Die Freibergerrasse ist in Deutschland in die Zuchtverbandsordnung (ZVO) aufgenommen worden. Dieser Beschluss wurde anlässlich der Jahrestagungn der Deutschen Reiterlichen Vereinigung (FN) in Stuttgart gefasst. Die ZVO dient der Förderung der Pferdezucht durch Koordination der züchterischen Arbeit der anerkannten Zuchtverbände, die Mitglieder der FN sind. In der ZVO sind als Rahmenrichtlinien einheitliche Mindestanforderungen für die Ausgestaltung der Zuchtprogramme, für die Unterteilung und Führung der Zuchtbücher, für die Ausstellung der Pferdepässe einschliesslich Zuchtbescheinigungen und für die Sicherung der Identität aller in den Zuchtbüchern eingetragenen Pferde festgelegt. Ebenso wird die Durchführung von Leistungsprüfungen, Körungen, Zuchtwertschätzung und Zuchtbucheintragungen beschrieben.
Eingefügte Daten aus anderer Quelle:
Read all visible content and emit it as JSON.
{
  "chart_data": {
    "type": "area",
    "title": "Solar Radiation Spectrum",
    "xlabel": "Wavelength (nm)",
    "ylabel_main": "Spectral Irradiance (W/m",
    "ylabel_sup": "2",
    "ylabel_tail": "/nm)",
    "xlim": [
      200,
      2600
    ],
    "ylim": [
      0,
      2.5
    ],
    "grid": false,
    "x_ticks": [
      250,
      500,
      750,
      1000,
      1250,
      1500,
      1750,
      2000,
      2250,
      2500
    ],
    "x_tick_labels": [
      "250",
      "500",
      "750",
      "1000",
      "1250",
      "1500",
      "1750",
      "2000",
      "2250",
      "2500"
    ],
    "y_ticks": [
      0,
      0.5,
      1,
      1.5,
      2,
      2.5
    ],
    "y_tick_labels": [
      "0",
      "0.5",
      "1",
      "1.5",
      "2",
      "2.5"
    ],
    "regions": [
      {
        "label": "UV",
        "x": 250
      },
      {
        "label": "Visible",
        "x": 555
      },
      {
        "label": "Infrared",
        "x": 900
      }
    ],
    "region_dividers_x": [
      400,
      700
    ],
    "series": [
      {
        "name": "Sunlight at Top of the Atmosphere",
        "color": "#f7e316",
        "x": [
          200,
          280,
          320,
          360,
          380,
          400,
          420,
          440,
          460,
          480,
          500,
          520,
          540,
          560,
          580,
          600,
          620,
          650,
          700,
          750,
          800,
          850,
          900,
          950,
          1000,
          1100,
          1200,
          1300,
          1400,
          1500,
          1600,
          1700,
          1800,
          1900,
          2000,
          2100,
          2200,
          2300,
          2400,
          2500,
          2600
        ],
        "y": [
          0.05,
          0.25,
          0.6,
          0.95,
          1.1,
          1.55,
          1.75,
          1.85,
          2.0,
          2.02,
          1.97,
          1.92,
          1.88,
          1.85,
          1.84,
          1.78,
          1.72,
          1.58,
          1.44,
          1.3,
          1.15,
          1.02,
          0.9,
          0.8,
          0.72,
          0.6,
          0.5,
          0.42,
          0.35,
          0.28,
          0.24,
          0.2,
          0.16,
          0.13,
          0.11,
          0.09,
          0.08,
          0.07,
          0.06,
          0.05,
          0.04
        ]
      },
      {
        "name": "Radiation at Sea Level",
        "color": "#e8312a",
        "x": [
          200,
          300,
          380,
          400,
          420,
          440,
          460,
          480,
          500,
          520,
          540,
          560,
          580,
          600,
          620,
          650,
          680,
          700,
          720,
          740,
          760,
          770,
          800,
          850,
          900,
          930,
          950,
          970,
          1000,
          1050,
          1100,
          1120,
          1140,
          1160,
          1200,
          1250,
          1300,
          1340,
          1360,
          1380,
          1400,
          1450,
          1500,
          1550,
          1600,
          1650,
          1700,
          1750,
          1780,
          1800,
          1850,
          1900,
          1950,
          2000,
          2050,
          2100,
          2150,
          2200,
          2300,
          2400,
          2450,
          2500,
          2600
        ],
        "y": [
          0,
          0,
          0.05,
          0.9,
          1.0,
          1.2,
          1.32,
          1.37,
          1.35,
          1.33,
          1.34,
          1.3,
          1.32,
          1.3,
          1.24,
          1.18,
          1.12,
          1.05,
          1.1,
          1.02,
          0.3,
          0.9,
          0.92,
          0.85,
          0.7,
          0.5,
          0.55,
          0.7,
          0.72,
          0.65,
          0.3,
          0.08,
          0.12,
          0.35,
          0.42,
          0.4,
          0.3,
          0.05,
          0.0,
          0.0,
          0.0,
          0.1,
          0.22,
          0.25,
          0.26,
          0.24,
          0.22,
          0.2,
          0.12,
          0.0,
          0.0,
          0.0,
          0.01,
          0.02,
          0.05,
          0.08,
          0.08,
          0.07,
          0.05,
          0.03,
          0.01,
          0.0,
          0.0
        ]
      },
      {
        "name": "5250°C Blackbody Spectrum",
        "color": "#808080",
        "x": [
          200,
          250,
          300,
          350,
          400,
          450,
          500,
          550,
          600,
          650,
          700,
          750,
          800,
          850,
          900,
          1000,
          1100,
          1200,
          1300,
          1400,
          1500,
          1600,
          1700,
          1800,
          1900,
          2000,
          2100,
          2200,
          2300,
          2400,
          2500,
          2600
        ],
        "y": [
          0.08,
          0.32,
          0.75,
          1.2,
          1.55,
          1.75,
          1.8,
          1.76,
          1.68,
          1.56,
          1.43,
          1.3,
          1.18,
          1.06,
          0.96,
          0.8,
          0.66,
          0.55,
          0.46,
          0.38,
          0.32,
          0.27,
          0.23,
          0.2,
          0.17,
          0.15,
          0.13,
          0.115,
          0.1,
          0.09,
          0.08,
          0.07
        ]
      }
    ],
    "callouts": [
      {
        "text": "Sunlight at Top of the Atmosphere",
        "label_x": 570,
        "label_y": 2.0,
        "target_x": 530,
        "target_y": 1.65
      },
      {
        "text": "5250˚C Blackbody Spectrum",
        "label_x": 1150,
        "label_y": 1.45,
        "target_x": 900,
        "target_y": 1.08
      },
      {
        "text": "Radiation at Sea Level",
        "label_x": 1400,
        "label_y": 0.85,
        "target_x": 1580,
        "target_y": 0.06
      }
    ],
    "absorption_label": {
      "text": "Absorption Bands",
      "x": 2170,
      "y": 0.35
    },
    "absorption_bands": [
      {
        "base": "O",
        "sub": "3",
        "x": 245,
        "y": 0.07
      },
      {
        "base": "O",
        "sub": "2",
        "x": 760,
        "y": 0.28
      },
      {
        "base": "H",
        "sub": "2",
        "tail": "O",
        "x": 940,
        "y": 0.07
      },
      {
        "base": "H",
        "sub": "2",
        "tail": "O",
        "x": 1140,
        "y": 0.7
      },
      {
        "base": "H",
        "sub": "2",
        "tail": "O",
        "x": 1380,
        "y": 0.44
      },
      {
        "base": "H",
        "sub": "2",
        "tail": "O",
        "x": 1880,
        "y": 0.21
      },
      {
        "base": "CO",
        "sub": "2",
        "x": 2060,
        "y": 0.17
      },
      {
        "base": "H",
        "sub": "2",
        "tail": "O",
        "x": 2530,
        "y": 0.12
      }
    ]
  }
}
Hinzu kommen Informationen zu EU-Bestimmungen sowie nationalen Gesetzen und Verordnungen, die die Pferdezucht betreffen. Insgesamt werden derzeit für 48 Rassen die Bestimmungen in der ZVO geregelt. Diskutiert wurde auch über die Zukunftsaussichten in der Zucht. Was die «Genomische Selektion» anbetrifft wurde ganz klar festgehalten: «Nur gemeinsam ist man stark.» Für die Pferdezucht, die anders als der Milchviehsektor sehr viel mehr Leistungsmerkmale kennt, werden Vorteile vor allem im Bereich Gesundheit gesehen.